CY6063 - Medicinal Chemistry (2023/24)
|Module approved to run in 2023/24
|Credit rating for module
|School of Human Sciences
|Total study hours
|Running in 2023/24(Please note that module timeslots are subject to change)
The aims of this module are aligned with the qualification descriptors within the Quality Assurance Agency’s Framework for Higher Education Qualifications.
This module will enable students to develop an understanding of the various strategies used in drug design and the molecular mechanisms by which drugs act in the body.
The module aims to: deepen students’ awareness of the major influence chemistry has had on the treatment of various diseases and debilitating conditions; enable students to assess critically the methodologies and strategies that govern whether or not a synthetic compound (i.e. new chemical entity, NCE) may be regarded as a good drug candidate.

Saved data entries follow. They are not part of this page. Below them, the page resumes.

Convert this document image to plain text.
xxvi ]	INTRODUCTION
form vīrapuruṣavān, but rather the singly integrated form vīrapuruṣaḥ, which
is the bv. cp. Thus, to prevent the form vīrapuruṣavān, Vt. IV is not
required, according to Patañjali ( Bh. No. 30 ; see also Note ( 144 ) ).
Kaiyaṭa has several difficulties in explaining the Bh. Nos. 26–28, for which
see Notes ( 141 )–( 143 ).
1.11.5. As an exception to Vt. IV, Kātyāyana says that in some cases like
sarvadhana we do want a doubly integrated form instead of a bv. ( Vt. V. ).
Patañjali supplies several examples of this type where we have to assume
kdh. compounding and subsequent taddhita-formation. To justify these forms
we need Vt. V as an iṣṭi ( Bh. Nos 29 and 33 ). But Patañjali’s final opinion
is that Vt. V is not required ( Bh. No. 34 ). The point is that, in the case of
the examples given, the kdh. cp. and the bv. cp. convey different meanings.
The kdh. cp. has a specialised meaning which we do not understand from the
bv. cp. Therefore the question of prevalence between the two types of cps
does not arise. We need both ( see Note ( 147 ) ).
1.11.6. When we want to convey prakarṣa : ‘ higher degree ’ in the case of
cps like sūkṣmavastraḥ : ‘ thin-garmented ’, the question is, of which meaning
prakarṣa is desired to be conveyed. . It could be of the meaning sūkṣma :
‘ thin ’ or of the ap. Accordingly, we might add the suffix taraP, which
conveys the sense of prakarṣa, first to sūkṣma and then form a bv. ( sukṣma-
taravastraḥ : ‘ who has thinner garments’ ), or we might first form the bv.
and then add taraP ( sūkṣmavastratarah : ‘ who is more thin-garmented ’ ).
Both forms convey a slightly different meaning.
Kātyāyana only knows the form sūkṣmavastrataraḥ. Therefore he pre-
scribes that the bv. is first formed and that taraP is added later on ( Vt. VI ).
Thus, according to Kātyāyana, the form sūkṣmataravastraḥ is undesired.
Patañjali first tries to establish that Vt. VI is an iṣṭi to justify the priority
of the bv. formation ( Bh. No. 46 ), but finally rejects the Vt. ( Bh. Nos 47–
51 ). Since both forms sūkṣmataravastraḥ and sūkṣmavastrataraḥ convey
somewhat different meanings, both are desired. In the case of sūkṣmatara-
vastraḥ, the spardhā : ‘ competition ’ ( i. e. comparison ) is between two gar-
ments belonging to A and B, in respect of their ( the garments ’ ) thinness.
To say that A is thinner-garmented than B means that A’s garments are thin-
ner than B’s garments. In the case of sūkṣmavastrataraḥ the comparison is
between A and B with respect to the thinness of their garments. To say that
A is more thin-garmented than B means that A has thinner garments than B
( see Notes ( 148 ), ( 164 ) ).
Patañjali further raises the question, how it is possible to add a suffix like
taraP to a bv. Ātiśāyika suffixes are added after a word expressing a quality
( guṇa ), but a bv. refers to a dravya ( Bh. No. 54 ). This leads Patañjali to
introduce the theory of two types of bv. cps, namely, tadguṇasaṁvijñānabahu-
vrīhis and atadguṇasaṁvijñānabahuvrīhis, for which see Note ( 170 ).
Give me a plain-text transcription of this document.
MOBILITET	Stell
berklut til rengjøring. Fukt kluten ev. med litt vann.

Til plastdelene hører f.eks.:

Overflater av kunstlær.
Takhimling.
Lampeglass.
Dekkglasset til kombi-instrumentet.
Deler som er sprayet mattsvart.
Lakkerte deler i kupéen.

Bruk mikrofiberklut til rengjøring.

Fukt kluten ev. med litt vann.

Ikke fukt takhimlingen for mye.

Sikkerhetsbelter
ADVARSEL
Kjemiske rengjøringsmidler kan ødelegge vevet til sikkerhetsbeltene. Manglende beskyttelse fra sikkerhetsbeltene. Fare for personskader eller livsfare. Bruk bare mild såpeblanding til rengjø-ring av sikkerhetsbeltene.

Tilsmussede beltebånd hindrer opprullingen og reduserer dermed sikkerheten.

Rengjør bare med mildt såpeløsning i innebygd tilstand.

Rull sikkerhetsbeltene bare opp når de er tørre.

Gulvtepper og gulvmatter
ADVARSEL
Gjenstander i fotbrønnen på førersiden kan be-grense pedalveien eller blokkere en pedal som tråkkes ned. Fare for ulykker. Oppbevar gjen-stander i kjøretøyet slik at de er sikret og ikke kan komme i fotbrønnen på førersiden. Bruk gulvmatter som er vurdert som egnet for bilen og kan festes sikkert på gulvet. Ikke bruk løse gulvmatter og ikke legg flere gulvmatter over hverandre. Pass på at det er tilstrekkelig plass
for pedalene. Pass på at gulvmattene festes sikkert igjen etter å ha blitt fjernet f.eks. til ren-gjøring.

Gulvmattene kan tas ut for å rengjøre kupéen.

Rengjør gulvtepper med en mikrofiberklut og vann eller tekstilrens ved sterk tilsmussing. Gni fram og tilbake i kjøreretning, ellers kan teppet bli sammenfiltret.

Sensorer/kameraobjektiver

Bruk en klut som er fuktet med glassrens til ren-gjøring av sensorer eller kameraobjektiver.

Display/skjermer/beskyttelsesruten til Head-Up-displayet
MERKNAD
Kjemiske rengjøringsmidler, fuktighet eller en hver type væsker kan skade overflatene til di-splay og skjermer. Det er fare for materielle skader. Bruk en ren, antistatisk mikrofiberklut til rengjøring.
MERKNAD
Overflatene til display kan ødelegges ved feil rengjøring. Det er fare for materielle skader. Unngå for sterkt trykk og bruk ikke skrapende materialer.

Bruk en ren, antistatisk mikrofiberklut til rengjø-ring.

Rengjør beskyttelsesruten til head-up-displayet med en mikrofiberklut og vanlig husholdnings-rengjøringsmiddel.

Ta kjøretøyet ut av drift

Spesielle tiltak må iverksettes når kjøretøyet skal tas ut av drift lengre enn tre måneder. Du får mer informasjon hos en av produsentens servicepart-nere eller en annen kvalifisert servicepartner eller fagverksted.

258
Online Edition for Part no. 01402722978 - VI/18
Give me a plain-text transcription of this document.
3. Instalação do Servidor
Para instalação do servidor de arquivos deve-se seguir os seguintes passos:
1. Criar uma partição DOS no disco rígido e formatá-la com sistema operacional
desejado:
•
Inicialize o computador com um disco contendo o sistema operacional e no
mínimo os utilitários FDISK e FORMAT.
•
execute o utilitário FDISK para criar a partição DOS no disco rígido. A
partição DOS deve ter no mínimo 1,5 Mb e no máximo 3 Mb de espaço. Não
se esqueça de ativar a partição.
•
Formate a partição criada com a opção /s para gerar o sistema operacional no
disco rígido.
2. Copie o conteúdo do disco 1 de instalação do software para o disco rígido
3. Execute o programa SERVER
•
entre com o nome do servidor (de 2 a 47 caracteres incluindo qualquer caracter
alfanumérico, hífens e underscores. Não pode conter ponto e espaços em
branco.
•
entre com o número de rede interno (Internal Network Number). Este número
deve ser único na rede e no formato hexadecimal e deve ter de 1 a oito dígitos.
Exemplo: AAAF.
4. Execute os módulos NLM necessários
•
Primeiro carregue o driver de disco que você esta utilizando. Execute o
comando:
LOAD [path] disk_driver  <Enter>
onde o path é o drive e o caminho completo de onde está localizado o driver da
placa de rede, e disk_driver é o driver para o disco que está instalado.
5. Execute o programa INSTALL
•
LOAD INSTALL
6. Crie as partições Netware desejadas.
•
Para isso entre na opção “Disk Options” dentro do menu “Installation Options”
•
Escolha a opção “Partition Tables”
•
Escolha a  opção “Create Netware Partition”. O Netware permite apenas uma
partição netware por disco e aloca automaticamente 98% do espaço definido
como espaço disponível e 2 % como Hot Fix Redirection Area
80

Prior learning requirements
A brief survey of the history of medicinal chemistry from its origins in the use of natural products to molecules derived from computer-assisted design techniques. Use of data derived from approaches such as Hammet and , QSAR/Hansch analysis, X-ray crystallography and computer modelling/bioinformatics, to determine whether a bioactive molecule may be a good lead candidate for clinical development. LO1,LO2,LO3,LO4
Examination of the individual steps needed to be taken, from the discovery of a potential new drug, to its approval and marketing. Themes such as: rational drug design (e.g. ‘Lipinski’s rule of 5’), targeted synthesis, early biological evaluation (e.g. pharmacokinetics), identification of structural leads and lead optimisation progressing to the identification of a clinically viable drug candidate, combinatorial chemistry and high throughput screening in drug discovery are examined. LO1,LO2,LO3,LO4
A number of drugs are chosen to exemplify their synthesis, mode of action and clinical impact. These include areas such as: centrally acting drugs, non-steroidal anti-inflammatory drugs and antibiotics. Special emphasis is also given to: anti-malarial agents such as artemisinin and its analogues, the anti-cancer drug Taxol and its Taxoid analogues, GPCR inhibitors such as the H2 histamine antagonists Cimetidine and Ranitidine for use in the treatment of peptic ulcer disease (PUD), HIV-reverse transcriptase inhibitors and anti-thrombotic peptidomimetics for use in the treatment of cardiovascular disease. LO1,LO2,LO3,LO4
Balance of independent study and scheduled teaching activity
Teaching and learning is based on lectures, tutorials and laboratory-based practical sessions. Lectures are used to set in context and deliver many aspects of the syllabus (16 hours). Other aspects are delivered through tutorials (incorporating guided study problems requiring formally presented solutions, 8 hours) and practical work (12 hours). Laboratory practical work also emphasises the importance of GLP and GMP in drug development. Pre-laboratory assignments are designed to help students prepare to work efficiently and safely in the laboratory.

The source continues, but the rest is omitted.